I'll throw my picture out there to the wolves (be gentle). Physically, without the use of equations, it may be helpful to visualize what is actually occurring to create the pressure in the first place. Pressure in fluids is just the sum of the change in momentum of all of the particles that contact the surface. Additionally, those particles contact the particles around them, which is why the pressure is equivalent theoretically inside the fluid (disregarding gravity and other external factors besides the boundary). Now let's create flow.
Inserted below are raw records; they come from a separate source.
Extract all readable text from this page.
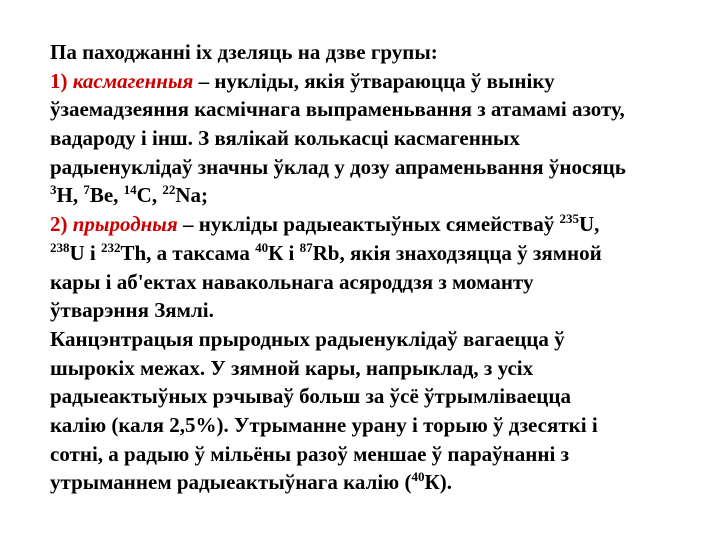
Па паходжанні іх дзеляць на дзве групы:
1) касмагенныя – нукліды, якія ўтвараюцца ў выніку
ўзаемадзеяння касмічнага выпраменьвання з атамамі азоту,
вадароду і інш. З вялікай колькасці касмагенных
радыенуклідаў значны ўклад у дозу апраменьвання ўносяць
$^3$H, $^7$Be, $^{14}$C, $^{22}$Na;
2) прыродныя – нукліды радыеактыўных сямействаў $^{235}$U,
$^{238}$U і $^{232}$Th, а таксама $^{40}$К і $^{87}$Rb, якія знаходзяцца ў зямной
кары і аб'ектах навакольнага асяроддзя з моманту
ўтварэння Зямлі.
Канцэнтрацыя прыродных радыенуклідаў вагаецца ў
шырокіх межах. У зямной кары, напрыклад, з усіх
радыеактыўных рэчываў больш за ўсё ўтрымліваецца
калію (каля 2,5%). Утрыманне урану і торыю ў дзесяткі і
сотні, а радыю ў мільёны разоў меншае ў параўнанні з
утрыманнем радыеактыўнага калію ($^{40}$К).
This means there's a pressure differential from one part of a container to the other. If the pressure, say, to the particle's right is less than the pressure to the left, then statistically it will move right after many collisions (I find this also to be a good visual for other forms of potential such as thermal and chemical). That statistical probability of movement to the right means the kinetic energy of the particle is no longer divided between three dimensions evenly, which is why you get net flow. Or, in the case of flow increased from smaller flow, it is less evenly divided than it was before. This means the component of velocity in the direction of the wall (as well as neighbors orthogonal to flow direction) is reduced. If the velocity in the direction of the wall is reduced, that means the pressure is also reduced.

11. Oct 16, 2011

### antonima

I have a related question- how does momentum travel in a closed container? IE a full pipe, closed at both ends
For every macroscopic flow there will have to be an equal and opposite flow because the volume of the pipe is constant. The only mechanism left for momentum transport is then compression waves - is this true?

12. Oct 16, 2011

### Dever

Related to the general topic, that would be my interpretation. There are a few ways to make that happen, such as a movable end to the enclosed container (think drum) or similarly an acoustic disturbance on a relatively rigid container, a temperature change, etc., but essentially you'd have a standing wave until their were enough collisions for entropy to take over.

However, relative to my previous post, which starts from microscopic phenomena and is observed as a macroscopic one; That is the point of pressure - that equal and opposite as an average quantity of momenta will result in having equivalent pressure on all surfaces in the container (after equilibrium, and excluding gravity). In that case, you only see momentum when you move within the mean free path of the individual particles.